TISが提供する「運用高度化コンサルティングサービス」は、これらの課題に対し、具体的な解決策を提案し、企業のシステム運用を変革していくことを目的としている。このサービスでは、まず対象となる企業のシステム運用状況を徹底的に分析し、どこに課題があるのか、何がボトルネックになっているのかを明確にする。例えば、どのような作業が自動化可能か、どの部分が属人化しているか、といった点を洗い出す。次に、その分析結果に基づいて、運用を改善するための具体的な計画を策定する。この計画には、例えば手作業で行っていた業務をプログラムで自動化することによる効率化や、クラウド技術やAI(人工知能)といった最新のテクノロジーを運用に取り入れる方法などが含まれる。自動化を進めることで、エンジニアは繰り返し行う単純な作業から解放され、より高度な判断や創造的な業務に時間を割けるようになる。

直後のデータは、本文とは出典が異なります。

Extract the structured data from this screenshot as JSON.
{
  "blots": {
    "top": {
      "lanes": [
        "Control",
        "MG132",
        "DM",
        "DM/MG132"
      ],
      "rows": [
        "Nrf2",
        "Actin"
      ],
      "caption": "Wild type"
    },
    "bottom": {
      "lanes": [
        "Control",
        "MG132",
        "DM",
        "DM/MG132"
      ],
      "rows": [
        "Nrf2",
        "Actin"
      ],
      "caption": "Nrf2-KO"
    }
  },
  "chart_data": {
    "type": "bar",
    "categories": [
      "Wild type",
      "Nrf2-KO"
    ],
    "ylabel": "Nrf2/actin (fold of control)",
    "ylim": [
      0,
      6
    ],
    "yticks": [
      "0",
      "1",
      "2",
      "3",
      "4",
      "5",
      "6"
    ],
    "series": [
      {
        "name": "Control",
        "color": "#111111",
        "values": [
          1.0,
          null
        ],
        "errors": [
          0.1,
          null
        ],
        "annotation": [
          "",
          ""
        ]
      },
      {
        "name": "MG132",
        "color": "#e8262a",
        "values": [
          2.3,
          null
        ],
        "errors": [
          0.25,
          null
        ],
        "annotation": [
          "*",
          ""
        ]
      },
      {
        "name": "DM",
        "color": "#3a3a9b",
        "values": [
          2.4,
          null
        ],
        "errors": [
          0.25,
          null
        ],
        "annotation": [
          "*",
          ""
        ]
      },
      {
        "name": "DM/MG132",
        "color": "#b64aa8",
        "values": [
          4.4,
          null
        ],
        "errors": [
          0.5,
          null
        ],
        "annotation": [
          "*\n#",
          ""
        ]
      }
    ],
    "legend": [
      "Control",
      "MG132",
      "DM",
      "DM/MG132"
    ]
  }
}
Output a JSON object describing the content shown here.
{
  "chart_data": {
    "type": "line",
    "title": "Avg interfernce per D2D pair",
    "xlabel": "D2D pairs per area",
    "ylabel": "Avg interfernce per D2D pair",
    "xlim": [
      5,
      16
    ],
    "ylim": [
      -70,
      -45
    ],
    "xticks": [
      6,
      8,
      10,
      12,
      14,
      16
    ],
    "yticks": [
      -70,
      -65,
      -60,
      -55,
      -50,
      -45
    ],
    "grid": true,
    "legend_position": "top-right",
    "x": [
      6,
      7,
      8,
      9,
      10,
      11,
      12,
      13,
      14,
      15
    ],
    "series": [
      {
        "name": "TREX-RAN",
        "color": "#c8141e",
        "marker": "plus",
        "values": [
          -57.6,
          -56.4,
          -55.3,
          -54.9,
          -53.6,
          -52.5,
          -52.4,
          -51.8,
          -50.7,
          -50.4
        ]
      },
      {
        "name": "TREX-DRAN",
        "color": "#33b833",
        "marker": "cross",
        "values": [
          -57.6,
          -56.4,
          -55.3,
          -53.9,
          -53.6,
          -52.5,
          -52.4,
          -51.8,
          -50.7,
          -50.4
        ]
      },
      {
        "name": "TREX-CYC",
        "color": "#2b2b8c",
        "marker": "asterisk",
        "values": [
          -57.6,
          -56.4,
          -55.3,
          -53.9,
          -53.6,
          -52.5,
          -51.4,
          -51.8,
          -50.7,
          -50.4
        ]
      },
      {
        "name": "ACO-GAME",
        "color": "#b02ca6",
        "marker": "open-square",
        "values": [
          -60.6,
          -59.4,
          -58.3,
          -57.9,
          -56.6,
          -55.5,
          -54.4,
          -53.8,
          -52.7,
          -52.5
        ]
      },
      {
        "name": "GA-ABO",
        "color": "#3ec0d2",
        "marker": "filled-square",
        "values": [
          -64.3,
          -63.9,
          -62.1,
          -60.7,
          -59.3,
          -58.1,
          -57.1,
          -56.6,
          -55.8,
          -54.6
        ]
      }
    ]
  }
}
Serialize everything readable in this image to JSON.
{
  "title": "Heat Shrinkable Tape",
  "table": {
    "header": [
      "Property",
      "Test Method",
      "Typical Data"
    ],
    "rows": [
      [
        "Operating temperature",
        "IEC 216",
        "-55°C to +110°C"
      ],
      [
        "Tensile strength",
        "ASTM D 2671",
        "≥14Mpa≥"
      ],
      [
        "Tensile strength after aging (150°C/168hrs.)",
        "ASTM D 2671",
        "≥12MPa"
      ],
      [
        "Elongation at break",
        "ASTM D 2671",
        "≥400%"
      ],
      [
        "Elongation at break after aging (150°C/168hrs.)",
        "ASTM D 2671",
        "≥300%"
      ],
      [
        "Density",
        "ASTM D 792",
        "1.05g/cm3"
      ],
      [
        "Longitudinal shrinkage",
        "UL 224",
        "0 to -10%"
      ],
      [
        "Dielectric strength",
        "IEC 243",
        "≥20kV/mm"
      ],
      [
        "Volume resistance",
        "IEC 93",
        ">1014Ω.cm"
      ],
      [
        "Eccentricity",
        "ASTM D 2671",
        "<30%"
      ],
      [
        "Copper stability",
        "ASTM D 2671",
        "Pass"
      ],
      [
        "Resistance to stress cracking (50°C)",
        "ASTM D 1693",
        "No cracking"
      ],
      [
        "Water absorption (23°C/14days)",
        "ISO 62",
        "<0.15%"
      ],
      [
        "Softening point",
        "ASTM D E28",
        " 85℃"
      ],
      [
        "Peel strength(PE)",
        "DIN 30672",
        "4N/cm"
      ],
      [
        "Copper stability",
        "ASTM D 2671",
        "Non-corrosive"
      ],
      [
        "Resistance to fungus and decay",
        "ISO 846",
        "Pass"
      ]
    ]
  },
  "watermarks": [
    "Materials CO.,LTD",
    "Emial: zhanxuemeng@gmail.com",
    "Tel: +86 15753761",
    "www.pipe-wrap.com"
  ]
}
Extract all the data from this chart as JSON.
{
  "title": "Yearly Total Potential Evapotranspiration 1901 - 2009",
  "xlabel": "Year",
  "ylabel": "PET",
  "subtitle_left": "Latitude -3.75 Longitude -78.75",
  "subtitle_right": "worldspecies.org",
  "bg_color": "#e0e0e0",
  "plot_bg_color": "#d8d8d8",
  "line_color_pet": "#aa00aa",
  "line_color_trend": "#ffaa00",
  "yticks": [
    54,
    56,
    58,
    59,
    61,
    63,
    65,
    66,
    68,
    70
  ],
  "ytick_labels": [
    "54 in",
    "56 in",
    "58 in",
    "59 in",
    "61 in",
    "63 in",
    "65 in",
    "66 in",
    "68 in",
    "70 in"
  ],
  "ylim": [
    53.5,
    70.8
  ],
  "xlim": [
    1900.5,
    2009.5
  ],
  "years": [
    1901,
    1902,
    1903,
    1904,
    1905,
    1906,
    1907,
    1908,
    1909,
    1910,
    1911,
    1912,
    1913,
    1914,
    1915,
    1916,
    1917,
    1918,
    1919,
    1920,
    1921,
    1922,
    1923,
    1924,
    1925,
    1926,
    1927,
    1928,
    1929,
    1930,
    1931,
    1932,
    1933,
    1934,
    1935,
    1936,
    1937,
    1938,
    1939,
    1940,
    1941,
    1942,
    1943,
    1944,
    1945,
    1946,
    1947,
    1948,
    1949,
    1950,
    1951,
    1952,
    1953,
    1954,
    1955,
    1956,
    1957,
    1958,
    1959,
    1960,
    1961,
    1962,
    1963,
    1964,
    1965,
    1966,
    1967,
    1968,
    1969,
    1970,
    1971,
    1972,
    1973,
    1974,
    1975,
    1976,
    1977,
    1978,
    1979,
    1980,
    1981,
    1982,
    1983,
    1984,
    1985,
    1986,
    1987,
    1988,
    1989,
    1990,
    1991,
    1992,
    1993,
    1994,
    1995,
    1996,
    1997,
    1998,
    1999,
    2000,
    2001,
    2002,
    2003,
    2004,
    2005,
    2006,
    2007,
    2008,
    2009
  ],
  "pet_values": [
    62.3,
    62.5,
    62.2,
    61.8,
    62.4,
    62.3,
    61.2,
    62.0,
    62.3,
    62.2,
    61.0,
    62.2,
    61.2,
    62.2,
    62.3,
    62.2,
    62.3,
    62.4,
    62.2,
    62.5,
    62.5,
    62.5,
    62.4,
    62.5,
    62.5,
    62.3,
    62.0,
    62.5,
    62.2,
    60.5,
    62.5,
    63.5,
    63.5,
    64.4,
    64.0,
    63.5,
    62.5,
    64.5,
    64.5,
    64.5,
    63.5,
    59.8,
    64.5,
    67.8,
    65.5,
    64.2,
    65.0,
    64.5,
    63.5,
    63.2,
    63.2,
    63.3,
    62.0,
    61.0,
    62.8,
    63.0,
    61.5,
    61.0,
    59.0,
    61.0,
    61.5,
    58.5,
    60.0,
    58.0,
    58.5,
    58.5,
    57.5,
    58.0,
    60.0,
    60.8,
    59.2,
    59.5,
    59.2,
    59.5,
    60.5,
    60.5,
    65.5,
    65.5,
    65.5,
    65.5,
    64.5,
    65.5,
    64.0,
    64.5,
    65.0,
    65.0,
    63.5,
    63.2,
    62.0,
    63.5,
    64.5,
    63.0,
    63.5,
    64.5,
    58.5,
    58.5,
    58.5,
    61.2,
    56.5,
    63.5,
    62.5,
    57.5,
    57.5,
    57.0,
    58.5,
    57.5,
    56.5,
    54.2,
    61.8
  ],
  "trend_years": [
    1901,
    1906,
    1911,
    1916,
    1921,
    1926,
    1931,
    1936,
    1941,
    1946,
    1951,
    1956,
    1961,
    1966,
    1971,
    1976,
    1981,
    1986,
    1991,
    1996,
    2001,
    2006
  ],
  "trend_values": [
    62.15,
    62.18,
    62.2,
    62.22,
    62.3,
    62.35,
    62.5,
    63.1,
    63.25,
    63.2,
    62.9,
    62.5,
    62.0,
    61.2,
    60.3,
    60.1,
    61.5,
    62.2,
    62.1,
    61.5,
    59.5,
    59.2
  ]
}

また、属人化の解消や、運用チーム全体のスキルアップも重要なテーマだ。サービスでは、知識やノウハウをチーム全体で共有するための仕組み作りを支援したり、新しい技術に対応できる人材を育成するためのロードマップを提案したりする。これにより、特定の個人に依存しない、持続可能な運用体制の構築を目指す。最終的には、単にシステムを安定稼働させるだけでなく、システムのデータ活用によってビジネス上の新たな知見を発見したり、運用プロセスの改善を通じて事業全体の効率を高めたり、顧客体験を向上させたりといった、具体的な「価値創出」へとつなげていくことを目指す。これは、運用チームが、受動的にシステムを守る役割から、能動的にビジネス成長に貢献する戦略的なパートナーへと進化することを意味する。
システムエンジニアを目指す皆さんにとって、このニュースは、将来のシステム運用の姿を示唆している。これからの運用エンジニアは、単にシステムの監視や障害対応を行うだけでなく、自動化技術やクラウド、AIといった最新技術を積極的に活用し、ビジネスの成長に直接貢献する役割が求められるようになるだろう。定型業務は自動化が進み、人間はより創造的で高度な意思決定に関わる仕事へとシフトしていく。そのためには、技術的なスキルだけでなく、ビジネスへの深い理解や、課題を発見し解決策を提案するコンサルティング能力も重要になってくる。TISのサービスは、企業がそうした未来の運用体制を築くための支援であり、これからのシステムエンジニアがどのようなスキルを身につけ、どのような価値を提供していくべきかを考える良いきっかけとなるだろう。システムの「動かす」から「活かす」へと、運用の役割が大きく変わっていく時代なのだ。